Top Mistakes to Avoid When You Consider Outsourcing Your Restaurant Accounting Needs

Many restaurant owners worldwide are outsourcing their restaurant accounting to save time and money. Outsourcing these services frees up time that would otherwise be spent on bookkeeping and payroll. Moreover, it can help reduce the risk of errors. When you outsource your accounting needs, a professional accountant takes care of the task for you, and you have time for other essential tasks to help your restaurant grow. 

However, finding an accounting service that is competent and trustworthy isn’t always easy. Before you begin searching for an accounting service to outsource your accounting needs, there are certain mistakes that you must avoid, including: 

  • Hiring someone you don’t trust

You must ensure your chosen accountant is trustworthy and reliable. If you’re outsourcing your accounting to an external firm, they will have access to your financial information and history. It could become a problem if your financial information falls into the wrong hands. This makes it essential to find restaurant accounting services you can trust to safeguard your financial data. This can be accomplished by checking a firm’s credentials and qualifications, reading reviews and references from past clients, and asking restaurant owners who have outsourced their accounting needs for recommendations. 

Trust your gut on this; if something feels off, walk away. Remember, walking away won’t hurt your business, but choosing the wrong accounting partner would likely ruin it. 

  1. Falling for a too-good-to-be-true scheme

You must know when to reject an offer if an accounting firm offers to grow your profit through a scheme that looks shady. While many good accounting firms will provide advice and insights on growing your business and increasing profits, they won’t guarantee this growth or outcome. If a firm guarantees growth or yield, it’s a red flag that they don’t truly understand the restaurant industry – and you likely don’t want to work with them. If a firm offers to help you grow, it should do so through a strategic plan designed around your business and current situation. They shouldn’t guarantee this growth but rather commit to helping you achieve it. 
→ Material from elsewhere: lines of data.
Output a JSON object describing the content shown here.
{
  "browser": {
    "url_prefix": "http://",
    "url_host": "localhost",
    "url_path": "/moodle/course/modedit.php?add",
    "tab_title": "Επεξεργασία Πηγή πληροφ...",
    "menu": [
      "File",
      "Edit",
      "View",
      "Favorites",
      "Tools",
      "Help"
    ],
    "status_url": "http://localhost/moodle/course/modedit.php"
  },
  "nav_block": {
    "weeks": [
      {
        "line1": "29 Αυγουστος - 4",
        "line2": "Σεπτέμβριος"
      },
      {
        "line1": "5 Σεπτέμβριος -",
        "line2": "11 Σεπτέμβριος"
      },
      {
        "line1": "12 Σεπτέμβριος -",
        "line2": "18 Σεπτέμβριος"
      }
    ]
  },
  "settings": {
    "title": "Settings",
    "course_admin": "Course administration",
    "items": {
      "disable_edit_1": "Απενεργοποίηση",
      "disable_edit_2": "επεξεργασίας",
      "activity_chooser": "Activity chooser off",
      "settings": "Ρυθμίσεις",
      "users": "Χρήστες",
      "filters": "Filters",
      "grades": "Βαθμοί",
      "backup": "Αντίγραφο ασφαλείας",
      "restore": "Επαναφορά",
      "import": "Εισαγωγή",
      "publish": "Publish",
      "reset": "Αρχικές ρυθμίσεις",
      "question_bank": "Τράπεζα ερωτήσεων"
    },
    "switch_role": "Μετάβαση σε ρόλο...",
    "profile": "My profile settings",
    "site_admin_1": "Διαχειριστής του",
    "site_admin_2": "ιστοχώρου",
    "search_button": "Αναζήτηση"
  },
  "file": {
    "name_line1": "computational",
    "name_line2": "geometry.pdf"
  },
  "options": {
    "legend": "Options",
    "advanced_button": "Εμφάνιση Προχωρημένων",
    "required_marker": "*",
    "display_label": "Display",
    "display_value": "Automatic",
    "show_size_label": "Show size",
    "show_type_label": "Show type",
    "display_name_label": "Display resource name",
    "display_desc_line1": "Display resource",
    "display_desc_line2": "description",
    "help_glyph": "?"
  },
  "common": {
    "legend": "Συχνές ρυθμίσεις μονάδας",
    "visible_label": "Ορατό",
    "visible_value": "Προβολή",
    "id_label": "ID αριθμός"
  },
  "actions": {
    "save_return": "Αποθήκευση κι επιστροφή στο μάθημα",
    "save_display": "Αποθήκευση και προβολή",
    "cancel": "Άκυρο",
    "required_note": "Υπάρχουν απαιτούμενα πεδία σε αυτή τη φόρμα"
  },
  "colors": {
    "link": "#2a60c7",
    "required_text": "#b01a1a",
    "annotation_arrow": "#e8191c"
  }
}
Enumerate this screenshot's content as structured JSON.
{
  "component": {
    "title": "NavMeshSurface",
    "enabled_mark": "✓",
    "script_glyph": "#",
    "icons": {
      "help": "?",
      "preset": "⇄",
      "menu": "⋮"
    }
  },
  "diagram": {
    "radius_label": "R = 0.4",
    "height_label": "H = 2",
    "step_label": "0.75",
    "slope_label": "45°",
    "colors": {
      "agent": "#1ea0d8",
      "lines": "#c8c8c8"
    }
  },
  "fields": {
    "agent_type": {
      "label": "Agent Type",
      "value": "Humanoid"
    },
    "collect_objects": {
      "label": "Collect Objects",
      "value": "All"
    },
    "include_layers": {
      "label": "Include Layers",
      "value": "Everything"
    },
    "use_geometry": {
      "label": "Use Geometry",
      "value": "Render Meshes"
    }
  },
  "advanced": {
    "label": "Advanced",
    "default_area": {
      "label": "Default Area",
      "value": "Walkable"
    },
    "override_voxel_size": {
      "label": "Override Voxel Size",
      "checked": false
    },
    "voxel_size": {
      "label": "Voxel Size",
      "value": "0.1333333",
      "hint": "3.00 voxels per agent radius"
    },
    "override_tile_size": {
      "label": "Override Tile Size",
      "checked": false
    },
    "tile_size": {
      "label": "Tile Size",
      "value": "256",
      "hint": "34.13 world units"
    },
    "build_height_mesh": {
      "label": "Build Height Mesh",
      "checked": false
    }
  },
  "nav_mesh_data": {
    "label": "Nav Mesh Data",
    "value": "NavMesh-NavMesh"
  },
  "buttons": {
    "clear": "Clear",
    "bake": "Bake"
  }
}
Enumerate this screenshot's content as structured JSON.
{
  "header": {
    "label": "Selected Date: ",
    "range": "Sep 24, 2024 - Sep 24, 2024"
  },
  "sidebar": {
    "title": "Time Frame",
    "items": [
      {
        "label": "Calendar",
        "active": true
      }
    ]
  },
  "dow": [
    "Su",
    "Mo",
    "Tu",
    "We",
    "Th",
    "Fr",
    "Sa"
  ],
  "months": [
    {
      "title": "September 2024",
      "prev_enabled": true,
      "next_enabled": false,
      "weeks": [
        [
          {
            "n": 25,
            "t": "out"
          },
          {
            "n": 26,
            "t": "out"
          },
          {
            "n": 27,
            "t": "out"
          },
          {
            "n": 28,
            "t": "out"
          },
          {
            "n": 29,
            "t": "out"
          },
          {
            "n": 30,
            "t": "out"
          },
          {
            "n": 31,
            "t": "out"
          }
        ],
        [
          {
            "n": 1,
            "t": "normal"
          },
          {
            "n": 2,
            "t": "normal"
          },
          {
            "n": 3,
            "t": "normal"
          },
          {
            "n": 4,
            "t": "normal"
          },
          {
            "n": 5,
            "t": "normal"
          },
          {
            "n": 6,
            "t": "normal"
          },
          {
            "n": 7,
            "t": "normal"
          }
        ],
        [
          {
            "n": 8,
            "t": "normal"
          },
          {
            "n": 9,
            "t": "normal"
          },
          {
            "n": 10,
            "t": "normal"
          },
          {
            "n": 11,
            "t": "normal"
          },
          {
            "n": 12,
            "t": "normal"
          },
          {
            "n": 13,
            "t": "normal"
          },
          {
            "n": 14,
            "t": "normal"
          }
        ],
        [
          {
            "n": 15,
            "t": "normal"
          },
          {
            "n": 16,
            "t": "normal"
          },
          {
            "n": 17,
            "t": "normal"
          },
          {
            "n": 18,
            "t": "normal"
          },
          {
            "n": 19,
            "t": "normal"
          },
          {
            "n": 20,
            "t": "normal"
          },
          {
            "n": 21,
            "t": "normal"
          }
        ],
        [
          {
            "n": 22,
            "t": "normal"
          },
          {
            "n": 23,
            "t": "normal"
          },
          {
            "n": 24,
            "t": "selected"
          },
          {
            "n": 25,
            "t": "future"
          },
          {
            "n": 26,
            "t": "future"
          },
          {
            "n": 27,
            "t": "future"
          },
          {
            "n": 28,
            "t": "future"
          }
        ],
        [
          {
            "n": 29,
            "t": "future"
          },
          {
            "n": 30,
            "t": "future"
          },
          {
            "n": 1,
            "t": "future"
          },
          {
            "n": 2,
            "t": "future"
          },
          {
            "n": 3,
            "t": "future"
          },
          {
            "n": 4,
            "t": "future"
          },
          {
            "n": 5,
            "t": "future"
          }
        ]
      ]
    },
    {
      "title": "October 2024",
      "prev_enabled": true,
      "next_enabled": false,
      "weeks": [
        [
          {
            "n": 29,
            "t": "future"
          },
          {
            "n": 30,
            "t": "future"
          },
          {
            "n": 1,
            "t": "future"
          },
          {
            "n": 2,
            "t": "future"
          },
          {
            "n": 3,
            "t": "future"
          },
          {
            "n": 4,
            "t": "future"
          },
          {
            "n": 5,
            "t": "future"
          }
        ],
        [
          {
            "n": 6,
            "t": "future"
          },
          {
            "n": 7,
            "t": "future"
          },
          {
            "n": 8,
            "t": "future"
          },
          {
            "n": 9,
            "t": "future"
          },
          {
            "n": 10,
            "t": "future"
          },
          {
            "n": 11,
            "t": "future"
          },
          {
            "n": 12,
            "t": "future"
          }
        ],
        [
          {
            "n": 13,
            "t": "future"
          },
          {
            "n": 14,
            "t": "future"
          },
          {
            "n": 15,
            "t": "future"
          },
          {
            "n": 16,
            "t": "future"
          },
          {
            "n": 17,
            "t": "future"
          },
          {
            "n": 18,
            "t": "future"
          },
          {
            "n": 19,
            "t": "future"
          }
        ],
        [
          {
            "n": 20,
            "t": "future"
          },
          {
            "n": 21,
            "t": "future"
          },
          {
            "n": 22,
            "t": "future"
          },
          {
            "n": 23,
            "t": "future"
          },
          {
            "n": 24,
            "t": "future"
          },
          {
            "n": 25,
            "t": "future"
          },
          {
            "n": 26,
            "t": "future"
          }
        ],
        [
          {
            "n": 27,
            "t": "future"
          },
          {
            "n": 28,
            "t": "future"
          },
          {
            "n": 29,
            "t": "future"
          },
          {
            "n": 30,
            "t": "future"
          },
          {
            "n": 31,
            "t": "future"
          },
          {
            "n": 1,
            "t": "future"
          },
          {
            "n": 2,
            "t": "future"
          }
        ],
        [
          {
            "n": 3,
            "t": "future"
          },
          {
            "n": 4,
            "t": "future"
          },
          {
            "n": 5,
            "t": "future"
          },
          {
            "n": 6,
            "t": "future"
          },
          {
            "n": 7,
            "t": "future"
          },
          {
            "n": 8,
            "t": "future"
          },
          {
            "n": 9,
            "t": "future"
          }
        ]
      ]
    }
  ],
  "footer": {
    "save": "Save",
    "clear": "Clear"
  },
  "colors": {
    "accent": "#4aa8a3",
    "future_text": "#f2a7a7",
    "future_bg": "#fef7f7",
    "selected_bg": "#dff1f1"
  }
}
  • Not knowing what is included in the fee — and what isn’t

Before signing a contract with an accounting firm, you’ll need to know their services and cost. However, you must take this one step further and ensure you understand what isn’t included in the price. For instance, many accounting firms will offer their services on a retainer basis, seeking a monthly fee. If you decide on outsourced accounting services, you must understand what services are included in the retainer and what aren’t. If you only receive general accounting services and not bookkeeping services, you may not have the information you need to make sound business decisions.

  • Accepting restrictions on hiring

This may seem like an odd thing to look for, but it’s a good idea to make sure your accounting firm doesn’t have any restrictions on growth or hiring. If you work with an accounting firm that restricts hiring and growing your business, you may not receive the support you need to succeed. For example, many accounting firms worldwide only work with small businesses that don’t employ more than a few people. If your restaurant starts to grow and you need help with hiring, it’s unlikely this firm will be able to help you after some time. Choosing an accounting firm with no growth or hiring restrictions is best. This way, if your business needs to add more employees or hire a new accountant, you have the option to do so.

  • Not asking for a service agreement

If you’ve found an accounting firm you like and trust, don’t start working with them before they have signed a service agreement with you. It’s also essential to understand the terms of the contract before signing it. With this, you’ll be able to find exactly what you are paying for and what you can expect from your firm. It will also help identify any potential red flags or areas of concern that you might not have noticed. Moreover, remember to include a secrecy clause in the agreement so that your financial records with the accounting firm remain your property and are not shared with anyone, including your employees, without express permission from you, your lawyer, or your business manager. 

Bottom Line

It’s important to remember that outsourcing your restaurant’s account isn’t a quick fix to all your problems. However, it’s a worthwhile investment. Outsourcing your accounting frees up time and energy so you can focus on other aspects of your business. If you’re struggling with accounting, hiring an outsourced firm is a great way to get back on track and put yourself in a position to succeed. Nonetheless, knowing the potential pitfalls of outsourcing your accounting is essential. You must take the time to do your due diligence in choosing the right firm for your business.